Photo: © Dave Beaudoin

Quand j’ai entamé ma carrière de motard, en 1972 — le bon temps des cyclos et des mobylettes —, j’étais convaincu qu’il était impossible d’éprouver plus de plaisir en deux-roues motorisé qu’à cette époque-là. Que plaisir et passion étaient des valeurs associées à la jeunesse, qu’elles rimaient avec témérité et rébellion et, qu’avec l’âge, l’habitude ou la sagesse, elles s’estomperaient, au point de disparaître.

En fait, il n’en est rien. Aujourd’hui, 51 ans plus tard, ma passion a décuplé. Avec l’expérience, le plaisir que j’éprouve à moto s’exprime différemment, certes, mais avec encore plus d’acutesse. J’ai acquis une expertise qui me permet aujourd’hui de savourer pleinement l’éventail des situations que je rencontre à moto. Que ce soit sur route — je parcours bon an mal an 40 000 km par saison — ou sur piste, même si je me suis mis à cette discipline relativement tardivement, ce que je regrette, bien entendu.

Pourtant, plus nous accumulons d’expérience et plus nous sommes confrontés aux dangers, aux aléas de la circulation, aux accidents. Quand je prends la route, j’essaie de profiter au maximum de chaque instant, comme si c’était le dernier. J’analyse avec plus d’acuité et de lucidité les risques auxquels je suis amené à faire face au quotidien. Et j’ai le sentiment de faire entièrement corps avec ma moto, comme si nous ne formions qu’une seule et même entité.

La gomme de mes pneus se désintègre à chaque tour de roue, kilomètre après kilomètre, laissant sur l’asphalte de fines billes de caoutchouc, traces tangibles de mon passage sur Terre. Plus je roule, plus mon pneu se dégrade. Jusqu’à s’user complètement et me laisser en rade si je ne le remplace pas à temps. Pour moi, c’est pareil. Chaque sortie  me rend plus vivant, plus heureux, mais plus vulnérable aussi. Je m’approche chaque fois davantage de ma destination finale. C’est inéluctable, ne m’en déplaise !

À chaque périple, mon âme s’étiole un peu plus, me donnant parfois l’impression de se disperser en lambeaux le long du parcours. Sans laisser de trace visible. Sans rien montrer de concret au terme du voyage, si ce n’est une nouvelle ride, une nouvelle cicatrice, une nouvelle réminiscence. Et des joies indescriptibles. Des moments où je navigue entre exaltation et extase, où je frôle le bonheur, le divin ! Difficile de raconter ces instants de grâce à quelqu’un qui ne les a pas expérimentés. Ils font partie du domaine de l’intime et s’inscrivent dans mon code génétique qu’ils modifient de façon durable.
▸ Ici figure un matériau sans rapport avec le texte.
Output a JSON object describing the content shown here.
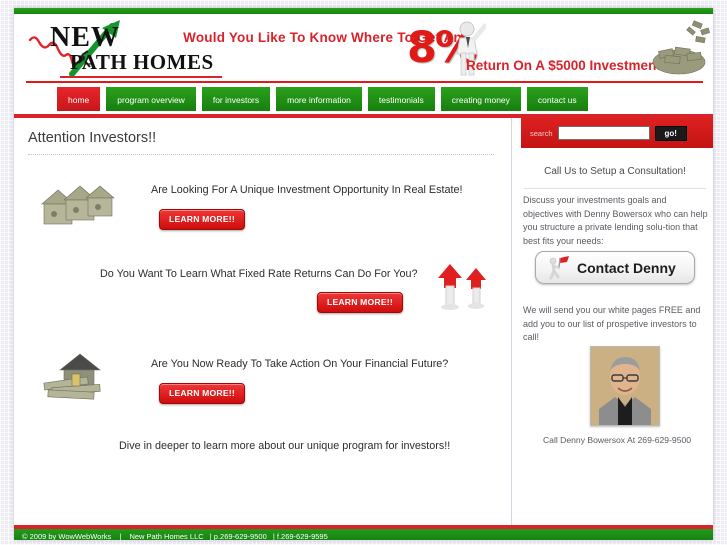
{
  "site": {
    "logo_line1": "NEW",
    "logo_line2": "PATH HOMES"
  },
  "banner": {
    "headline": "Would You Like To Know Where To Get An",
    "percent": "8%",
    "headline_tail": "Return On A $5000 Investment?"
  },
  "nav": {
    "items": [
      {
        "label": "home",
        "active": true
      },
      {
        "label": "program overview",
        "active": false
      },
      {
        "label": "for investors",
        "active": false
      },
      {
        "label": "more information",
        "active": false
      },
      {
        "label": "testimonials",
        "active": false
      },
      {
        "label": "creating money",
        "active": false
      },
      {
        "label": "contact us",
        "active": false
      }
    ]
  },
  "main": {
    "title": "Attention Investors!!",
    "promos": [
      {
        "text": "Are Looking For A Unique Investment Opportunity In Real Estate!",
        "button": "LEARN MORE!!",
        "image": "houses-made-of-money-image"
      },
      {
        "text": "Do You Want To Learn What Fixed Rate Returns Can Do For You?",
        "button": "LEARN MORE!!",
        "image": "figures-with-red-arrows-image"
      },
      {
        "text": "Are You Now Ready To Take Action On Your Financial Future?",
        "button": "LEARN MORE!!",
        "image": "house-on-money-stack-image"
      }
    ],
    "closing": "Dive in deeper to learn more about our unique program for investors!!"
  },
  "sidebar": {
    "search_label": "search",
    "search_value": "",
    "search_placeholder": "",
    "go_label": "go!",
    "heading": "Call Us to Setup a Consultation!",
    "paragraph": "Discuss your investments goals and objectives with Denny Bowersox who can help you structure a private lending solu-tion that best fits your needs:",
    "contact_button": "Contact Denny",
    "note": "We will send you our white pages FREE and add you to our list of prospetive investors to call!",
    "portrait_alt": "denny-bowersox-portrait",
    "caption": "Call Denny Bowersox At 269-629-9500"
  },
  "footer": {
    "copyright": "© 2009 by WowWebWorks",
    "separator": "|",
    "company": "New Path Homes LLC",
    "phone": "| p.269-629-9500",
    "fax": "| f.269-629-9595"
  },
  "colors": {
    "brand_red": "#d8232b",
    "brand_green": "#1e8c16",
    "percent_red": "#e01a16"
  }
}
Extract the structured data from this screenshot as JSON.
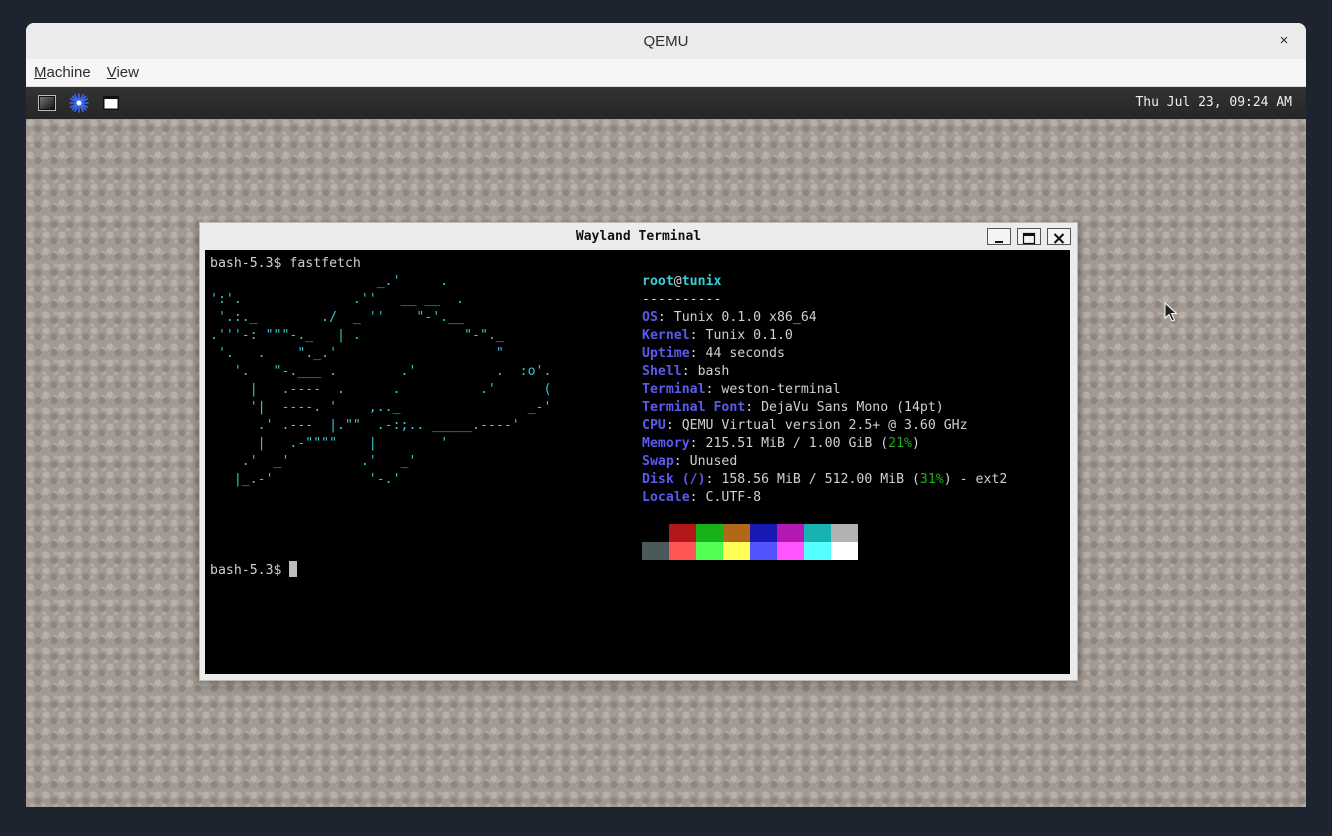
{
  "qemu": {
    "title": "QEMU",
    "close_glyph": "×",
    "menu": [
      {
        "label_u": "M",
        "label_rest": "achine"
      },
      {
        "label_u": "V",
        "label_rest": "iew"
      }
    ]
  },
  "panel": {
    "clock": "Thu Jul 23, 09:24 AM",
    "icons": [
      "terminal-launcher-icon",
      "weston-star-icon",
      "window-icon"
    ]
  },
  "terminal": {
    "title": "Wayland Terminal",
    "prompt1": "bash-5.3$ fastfetch",
    "prompt2": "bash-5.3$ ",
    "ascii_art": "                     _.'     .\n':'.              .''   __ __  .\n '.:._        ./  _ ''    \"-'.__\n.'''-: \"\"\"-._   | .             \"-\"._\n '.   .    \"._.'                    \"\n   '.   \"-.___ .        .'          .  :o'.\n     |   .----  .      .          .'      (\n     '|  ----. '    ,.._                _-'\n      .' .---  |.\"\"  .-:;.. _____.----'\n      |   .-\"\"\"\"    |        '\n    .'  _'         .'   _'\n   |_.-'            '-.'",
    "user": "root",
    "at": "@",
    "host": "tunix",
    "separator": "----------",
    "fields": {
      "os": {
        "key": "OS",
        "value": "Tunix 0.1.0 x86_64"
      },
      "kernel": {
        "key": "Kernel",
        "value": "Tunix 0.1.0"
      },
      "uptime": {
        "key": "Uptime",
        "value": "44 seconds"
      },
      "shell": {
        "key": "Shell",
        "value": "bash"
      },
      "terminal": {
        "key": "Terminal",
        "value": "weston-terminal"
      },
      "terminal_font": {
        "key": "Terminal Font",
        "value": "DejaVu Sans Mono (14pt)"
      },
      "cpu": {
        "key": "CPU",
        "value": "QEMU Virtual version 2.5+ @ 3.60 GHz"
      },
      "memory": {
        "key": "Memory",
        "value_pre": "215.51 MiB / 1.00 GiB (",
        "percent": "21%",
        "value_post": ")"
      },
      "swap": {
        "key": "Swap",
        "value": "Unused"
      },
      "disk": {
        "key": "Disk (/)",
        "value_pre": "158.56 MiB / 512.00 MiB (",
        "percent": "31%",
        "value_post": ") - ext2"
      },
      "locale": {
        "key": "Locale",
        "value": "C.UTF-8"
      }
    },
    "palette_row1": [
      "#000000",
      "#b21818",
      "#18b218",
      "#b26818",
      "#1818b2",
      "#b218b2",
      "#18b2b2",
      "#b2b2b2"
    ],
    "palette_row2": [
      "#4a5a5a",
      "#ff5454",
      "#54ff54",
      "#ffff54",
      "#5454ff",
      "#ff54ff",
      "#54ffff",
      "#ffffff"
    ]
  }
}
Il y a aussi ces rencontres furtives, ces moments d’éternité que je partage  avec des amis chers ou de parfaits inconnus et qui finissent par peupler ma vie, mes rêves, mon imaginaire. Qui donnent un sens à cette fugue illusoire en forme de dérobade.

« Pour un plaisir, mille douleurs, » disait François Villon. Et ma carcasse vieillissante ne peut lui donner tort. Les courbatures d’antan sont devenues douleurs chroniques que même les meilleurs anti-inflammatoires ne peuvent masquer.

Vivre pour rouler ou rouler pour vivre… la distinction entre les deux est parfois ténue, sauf que si je ne roulais pas, je mourrais assurément. En m’adonnant à ma passion, je pars peut-être à petit feu, mais je suis heureux et libre. Car il n’est pas question de vivre sédentaire, de devenir esclave de la routine. « Le plaisir nous fait oublier que nous existons, l’ennui nous le fait sentir, » disait Saint-Foix.

Je me sens parfois comme un chat qui aurait épuisé six de ses vies et qui essaierait d’allonger la dernière qu’il lui reste au-delà du raisonnable. Retarder l’échéance un peu plus longtemps, jouir de l’instant encore un peu. Une dernière fois. Pour le fun !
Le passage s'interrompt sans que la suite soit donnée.